“El hombre de las mil caras”, “el astro del terror y lo macabro”, “el maestro de las caracterizaciones”: siempre, inevitablemente, le devolvían alguna frase por el estilo cuando se presentaba. Entonces se apuraba a remarcar: “Junior”, y observaba las facciones de su interlocutor, atentamente, calculando cuántos segundos tardaría en deformarlas la decepción: el endurecimiento de la sonrisa, la relajación de las comisuras, el opacarse súbito de la mirada, el fruncimiento del entrecejo, un tirón en el párpado inferior. A veces estas señales eran mínimas, pero ahí estaban. Su padre le había enseñado a verlas, a comprender su mecánica interna, a recrearlas. Y, como todos sabían, en lo suyo el viejo había sido bueno.
Todavía hoy, tantos años después, recordaba cada una de sus lecciones. Él lo atendía con ojos y oídos abiertos a cada detalle, con ansiedad de aprenderlo todo, mientras su papá se aplicaba las sucesivas capas de masilla y maquillaje inclinado frente al espejo. A veces pasaban largas horas así, los dos solos, entre pastas, cremas, polvos y luces; el proceso era largo y las conversaciones también. El monstruo hablaba sin mover ningún músculo de la cara, sin mover la boca siquiera, para evitar arruinar el maquillaje todavía fresco. A su mirada de chico le fascinaba esa fijeza casi irreal de ventrílocuo. La voz de su papá se desenrollaba como una serpiente entre sus labios inmóviles, y lo encantaba con sus trucos, sus secretos y sus colores.

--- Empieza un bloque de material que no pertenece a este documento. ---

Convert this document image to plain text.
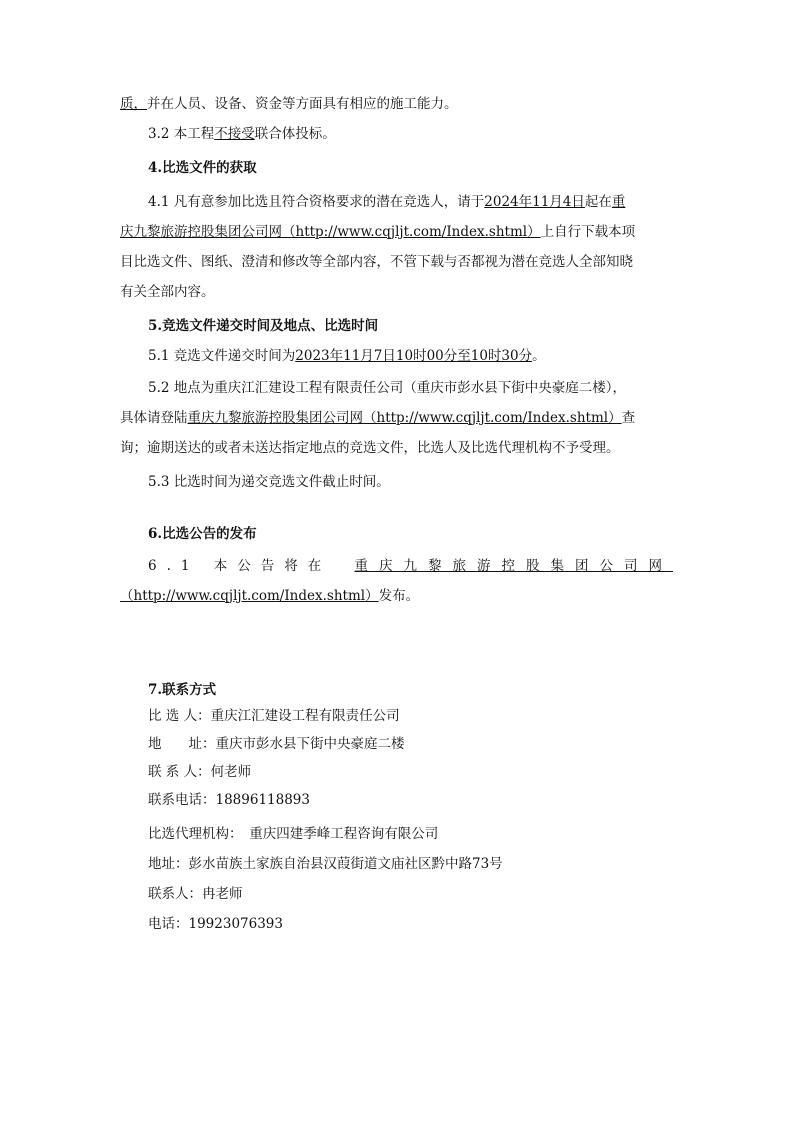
质，并在人员、设备、资金等方面具有相应的施工能力。
3.2 本工程不接受联合体投标。
4.比选文件的获取
4.1 凡有意参加比选且符合资格要求的潜在竞选人，请于2024年11月4日起在重
庆九黎旅游控股集团公司网（http://www.cqjljt.com/Index.shtml）上自行下载本项
目比选文件、图纸、澄清和修改等全部内容，不管下载与否都视为潜在竞选人全部知晓
有关全部内容。
5.竞选文件递交时间及地点、比选时间
5.1 竞选文件递交时间为2023年11月7日10时00分至10时30分。
5.2 地点为重庆江汇建设工程有限责任公司（重庆市彭水县下街中央豪庭二楼），
具体请登陆重庆九黎旅游控股集团公司网（http://www.cqjljt.com/Index.shtml）查
询；逾期送达的或者未送达指定地点的竞选文件，比选人及比选代理机构不予受理。
5.3 比选时间为递交竞选文件截止时间。
6.比选公告的发布
6.1 本公告将在 重庆九黎旅游控股集团公司网
（http://www.cqjljt.com/Index.shtml）发布。
7.联系方式
比 选 人：重庆江汇建设工程有限责任公司
地　　址：重庆市彭水县下街中央豪庭二楼
联 系 人：何老师
联系电话：18896118893
比选代理机构：　重庆四建季峰工程咨询有限公司
地址：彭水苗族土家族自治县汉葭街道文庙社区黔中路73号
联系人：冉老师
电话：19923076393
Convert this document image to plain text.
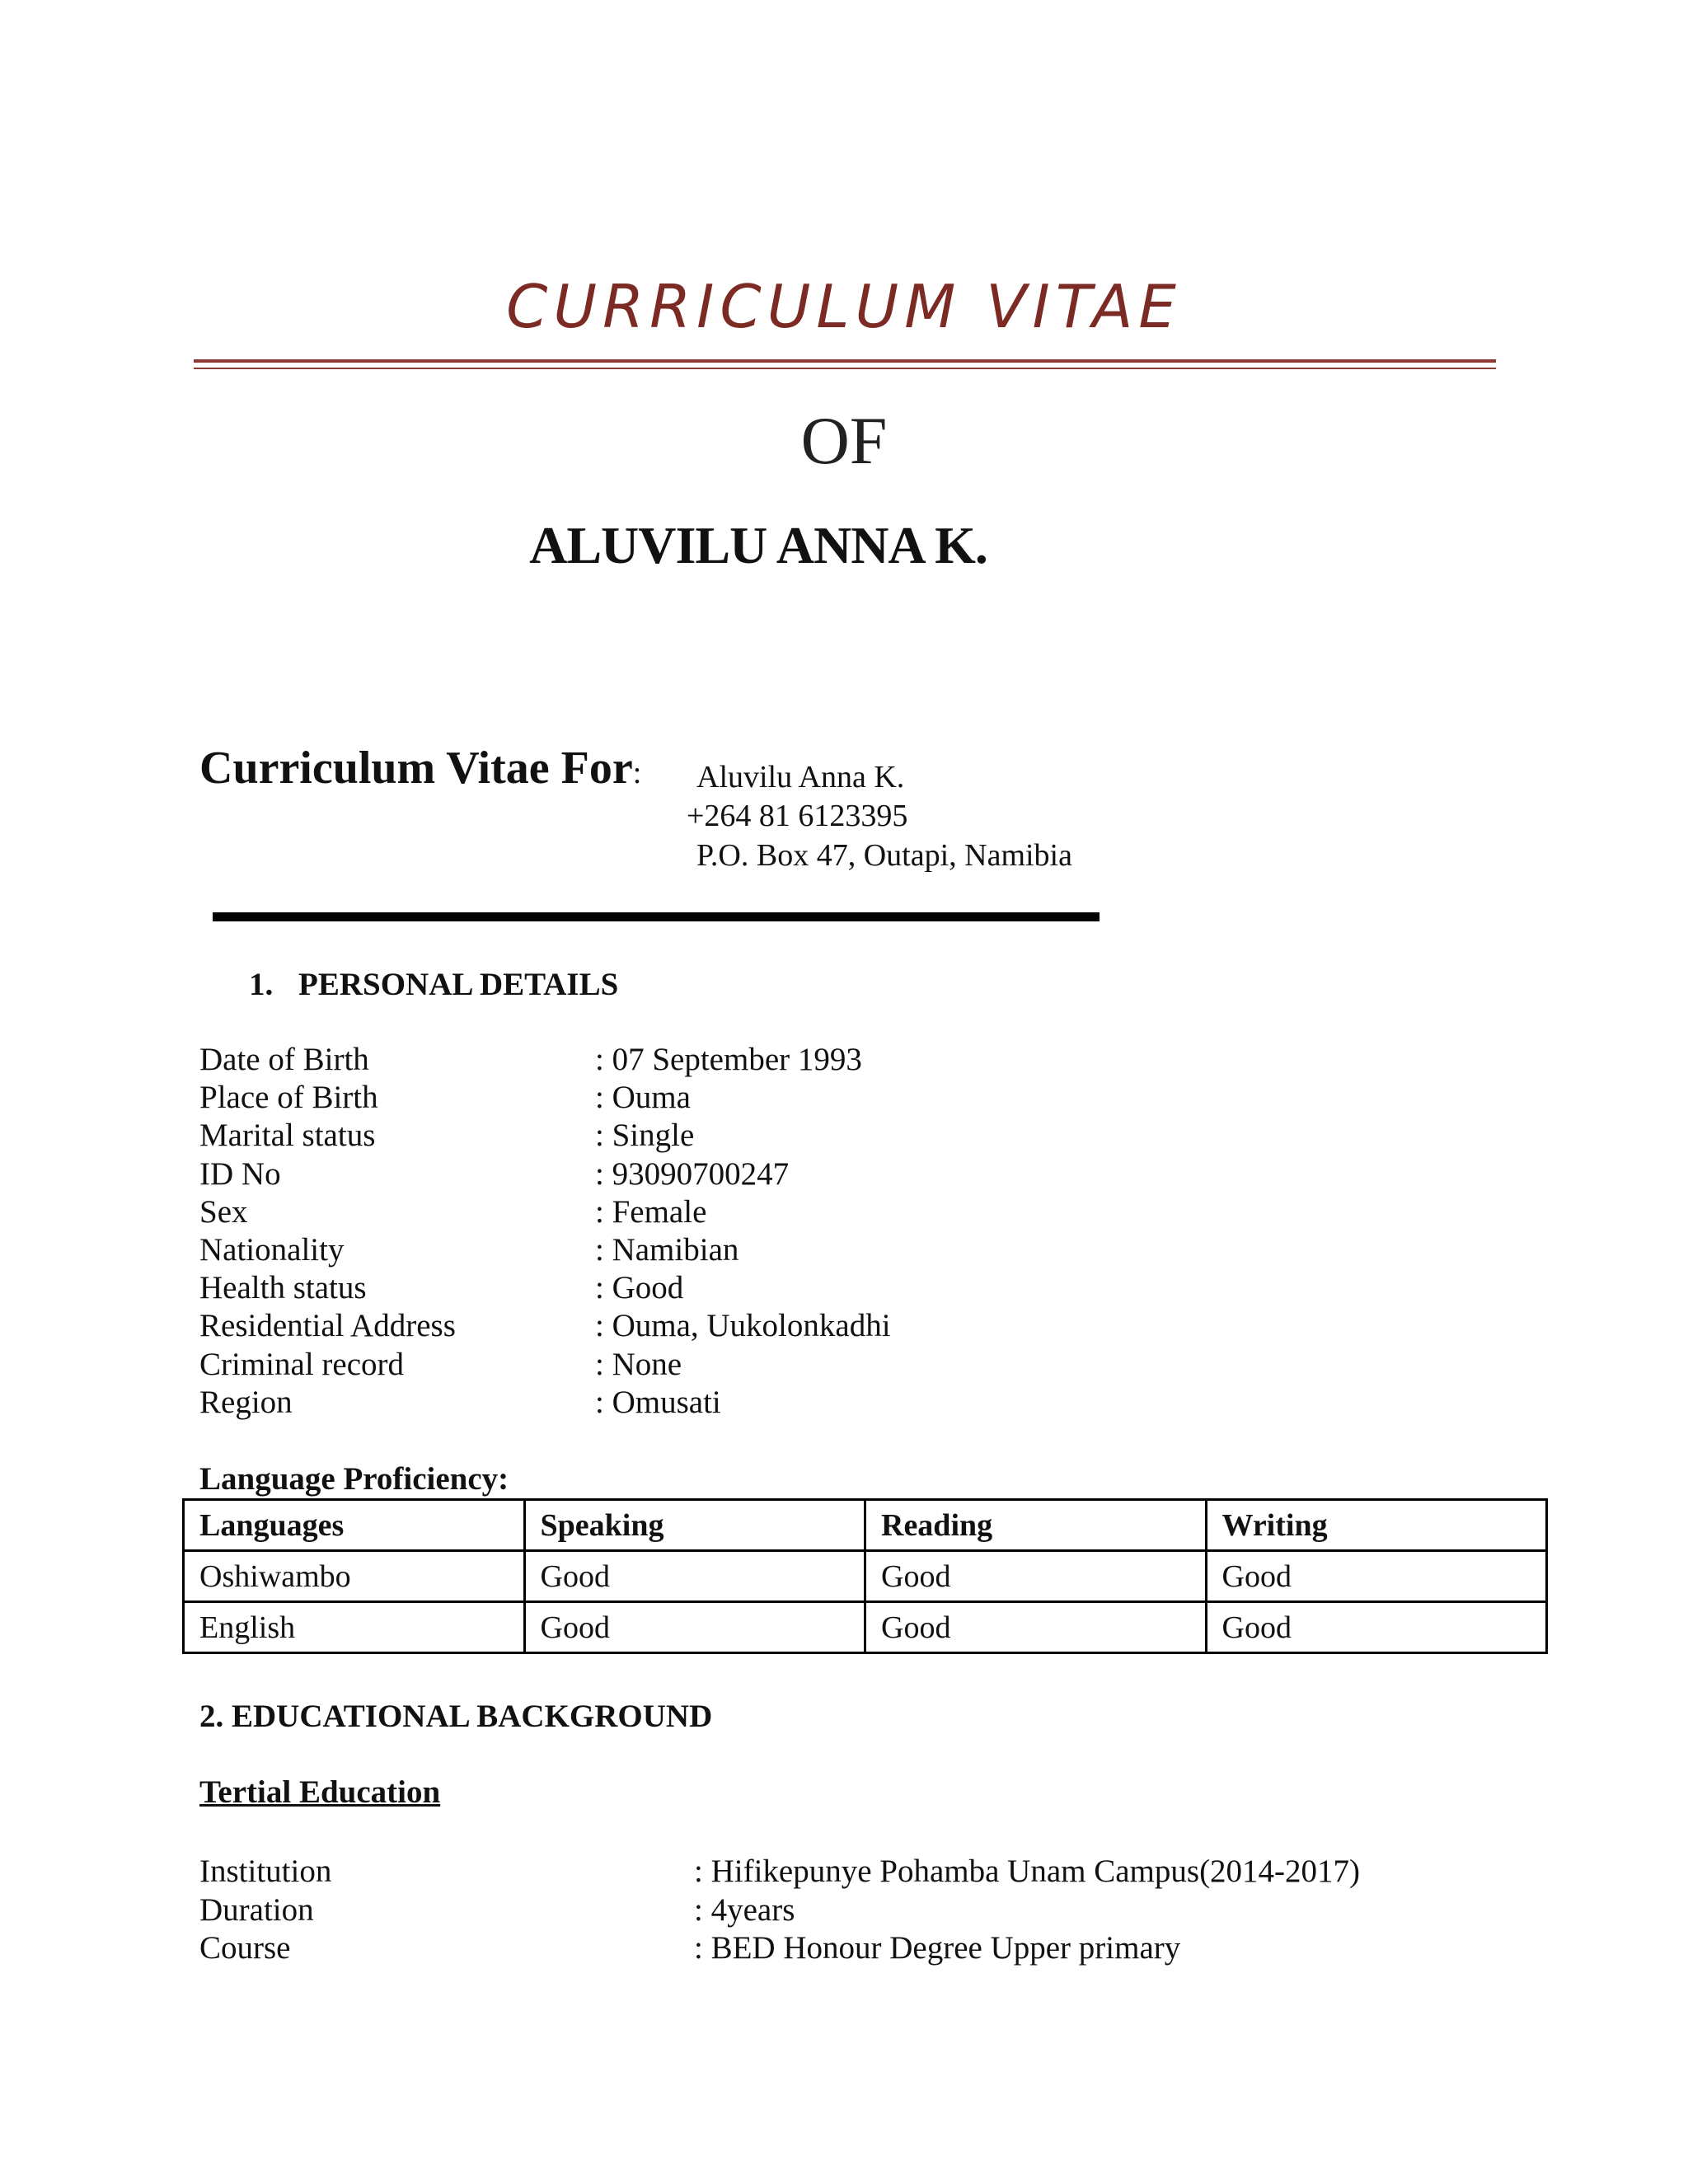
CURRICULUM VITAE
OF
ALUVILU ANNA K.
Curriculum Vitae For: Aluvilu Anna K.
+264 81 6123395
P.O. Box 47, Outapi, Namibia
1. PERSONAL DETAILS
Date of Birth	: 07 September 1993
Place of Birth	: Ouma
Marital status	: Single
ID No	: 93090700247
Sex	: Female
Nationality	: Namibian
Health status	: Good
Residential Address	: Ouma, Uukolonkadhi
Criminal record	: None
Region	: Omusati
Language Proficiency:
Languages	Speaking	Reading	Writing
Oshiwambo	Good	Good	Good
English	Good	Good	Good
2. EDUCATIONAL BACKGROUND
Tertial Education
Institution	: Hifikepunye Pohamba Unam Campus(2014-2017)
Duration	: 4years
Course	: BED Honour Degree Upper primary
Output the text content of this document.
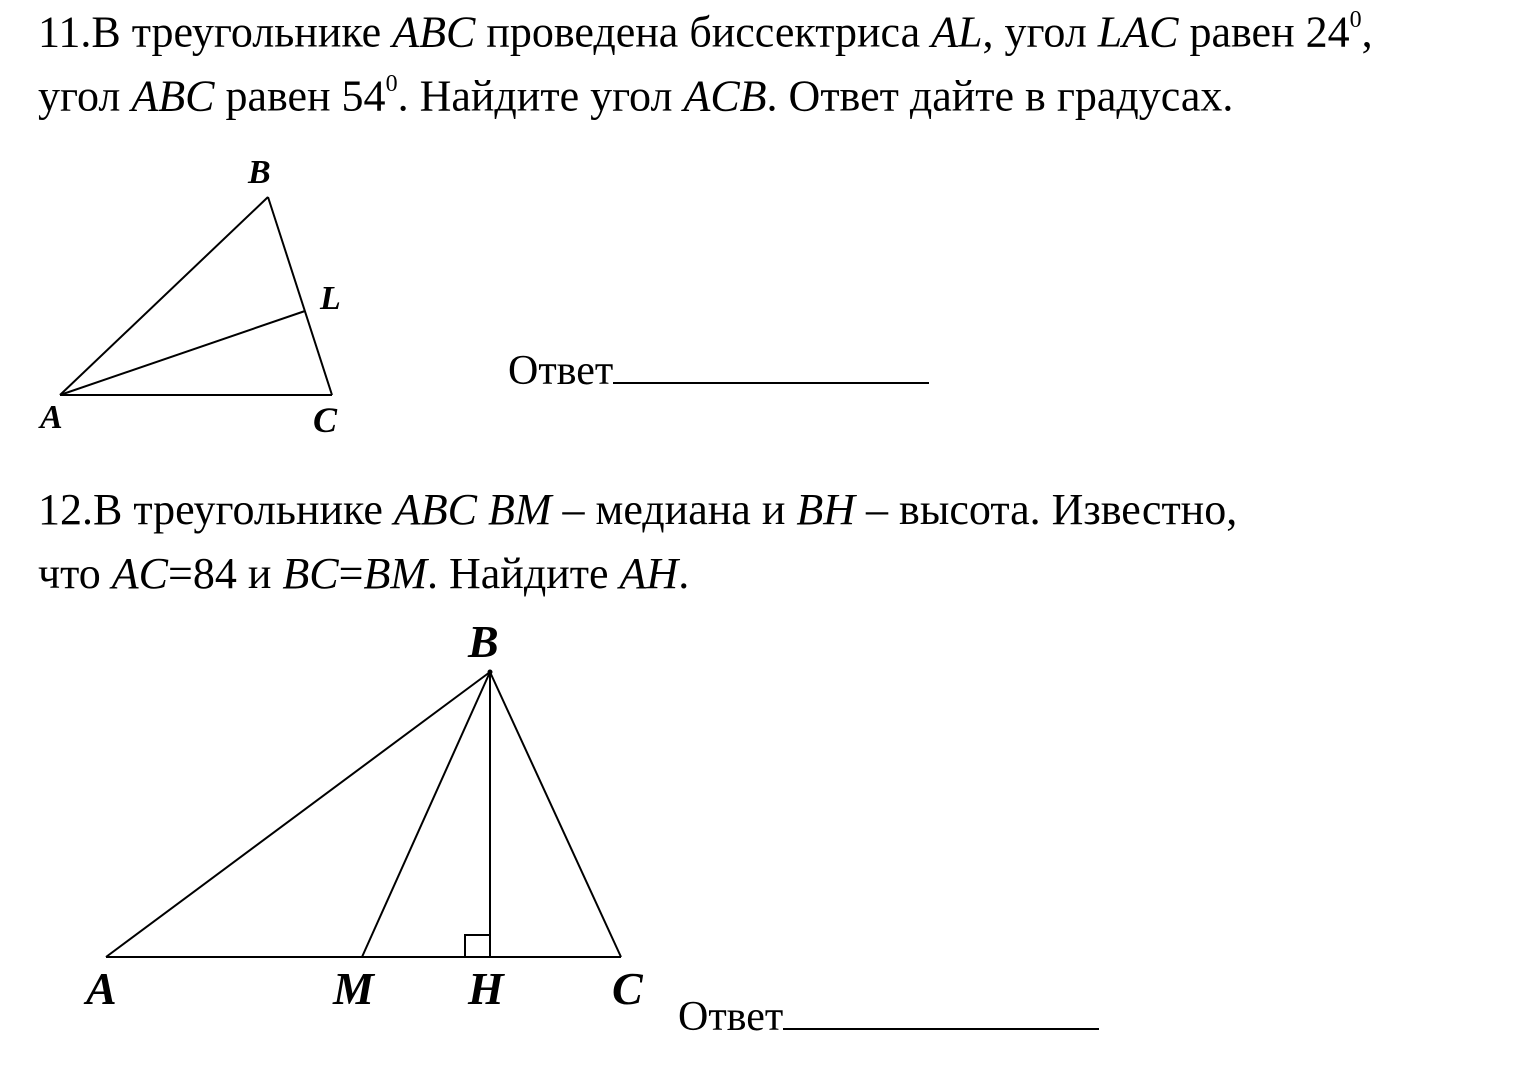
11.В треугольнике ABC проведена биссектриса AL, угол LAC равен $24^0$,
угол ABC равен $54^0$. Найдите угол ACB. Ответ дайте в градусах.
B
L
A	C
B
A	M H C
Ответ
12.В треугольнике ABC BM – медиана и BH – высота. Известно,
что AC=84 и BC=BM. Найдите AH.
Ответ
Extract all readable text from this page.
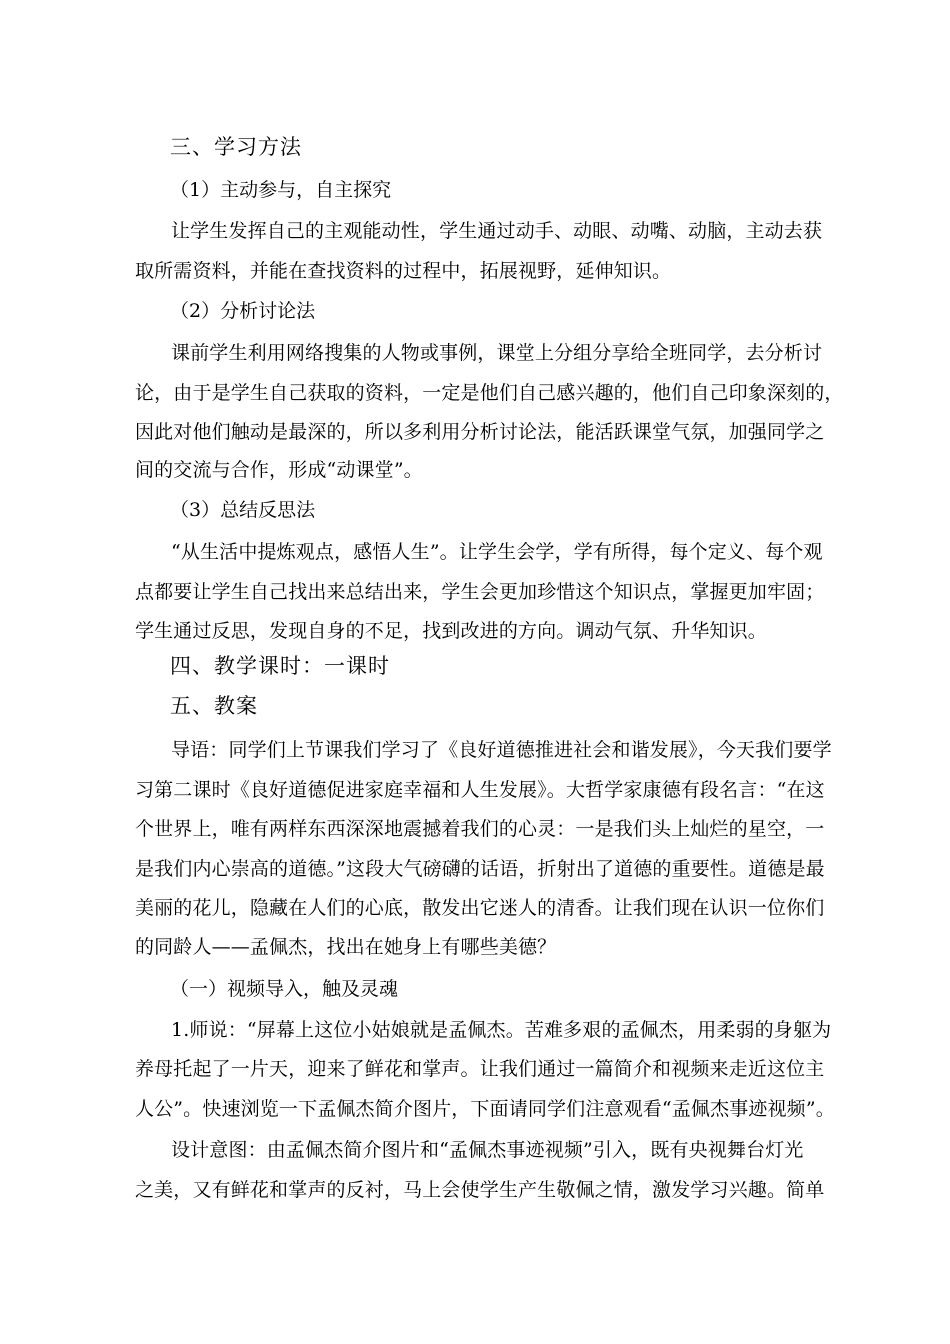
三、学习方法
（1）主动参与，自主探究
让学生发挥自己的主观能动性，学生通过动手、动眼、动嘴、动脑，主动去获
取所需资料，并能在查找资料的过程中，拓展视野，延伸知识。
（2）分析讨论法
课前学生利用网络搜集的人物或事例，课堂上分组分享给全班同学，去分析讨
论，由于是学生自己获取的资料，一定是他们自己感兴趣的，他们自己印象深刻的，
因此对他们触动是最深的，所以多利用分析讨论法，能活跃课堂气氛，加强同学之
间的交流与合作，形成“动课堂”。
（3）总结反思法
“从生活中提炼观点，感悟人生”。让学生会学，学有所得，每个定义、每个观
点都要让学生自己找出来总结出来，学生会更加珍惜这个知识点，掌握更加牢固；
学生通过反思，发现自身的不足，找到改进的方向。调动气氛、升华知识。
四、教学课时：一课时
五、教案
导语：同学们上节课我们学习了《良好道德推进社会和谐发展》，今天我们要学
习第二课时《良好道德促进家庭幸福和人生发展》。大哲学家康德有段名言：“在这
个世界上，唯有两样东西深深地震撼着我们的心灵：一是我们头上灿烂的星空，一
是我们内心崇高的道德。”这段大气磅礴的话语，折射出了道德的重要性。道德是最
美丽的花儿，隐藏在人们的心底，散发出它迷人的清香。让我们现在认识一位你们
的同龄人——孟佩杰，找出在她身上有哪些美德？
（一）视频导入，触及灵魂
1.师说：“屏幕上这位小姑娘就是孟佩杰。苦难多艰的孟佩杰，用柔弱的身躯为
养母托起了一片天，迎来了鲜花和掌声。让我们通过一篇简介和视频来走近这位主
人公”。快速浏览一下孟佩杰简介图片，下面请同学们注意观看“孟佩杰事迹视频”。
设计意图：由孟佩杰简介图片和“孟佩杰事迹视频”引入，既有央视舞台灯光
之美，又有鲜花和掌声的反衬，马上会使学生产生敬佩之情，激发学习兴趣。简单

Su gran error había sido acceder a que lo rebautizaran “Junior”. No había podido negarse con suficiente firmeza: lo habían forzado la crisis económica, la falta de empleo, la presión de los productores para capitalizar su apellido ilustre y la posibilidad al fin real, ahora que el viejo estaba muerto, de concretar su sueño y demostrar cuánto había aprendido en esos años. Pero los tiempos habían cambiado: ahora el sindicato prohibía que un actor realizara sus propias caracterizaciones, y tenía que relegar esa parte del oficio a los maquilladores profesionales. Ninguna de sus creaciones lo convencían: les faltaban vida, personalidad, sutileza. Le costaba incluso tolerarlas: a veces, en cuanto concluía la filmación de la jornada corría a su camarín a arrancarse los emplastos, lastimándose la piel, demasiado impaciente para esperar que lo desmaquillaran. Después el alcohol, las borracheras, las riñas, los destrozos; pero ni siquiera así había manera de eludir las comparaciones.
“Nada me es más natural que el horror”, dijo alguna vez. Entre sus papeles se destacan los monstruos: encarnó, entre otros roles, al Hombre Lobo, la criatura de Frankenstein, la Momia, el hijo de Drácula, un caníbal y diversos subnormales y asesinos.
El 12 de julio de 1973 murió Lon Chaney Jr. Había nacido en 1906 en Oklahoma. Junto a Béla Lugosi y Boris Karloff fue una de las grandes estrellas de las películas de terror clásicas de los estudios Universal, y uno de sus mayores monstruos. Su interpretación más recordada es la del Hombre Lobo en la película homónima de 1941.
Querido por los amantes del género, nunca alcanzó sin embargo el prestigio de su padre, Lon Chaney, un versátil, famoso y muy respetado actor de cine mudo cuya carrera a menudo opacó la de su hijo.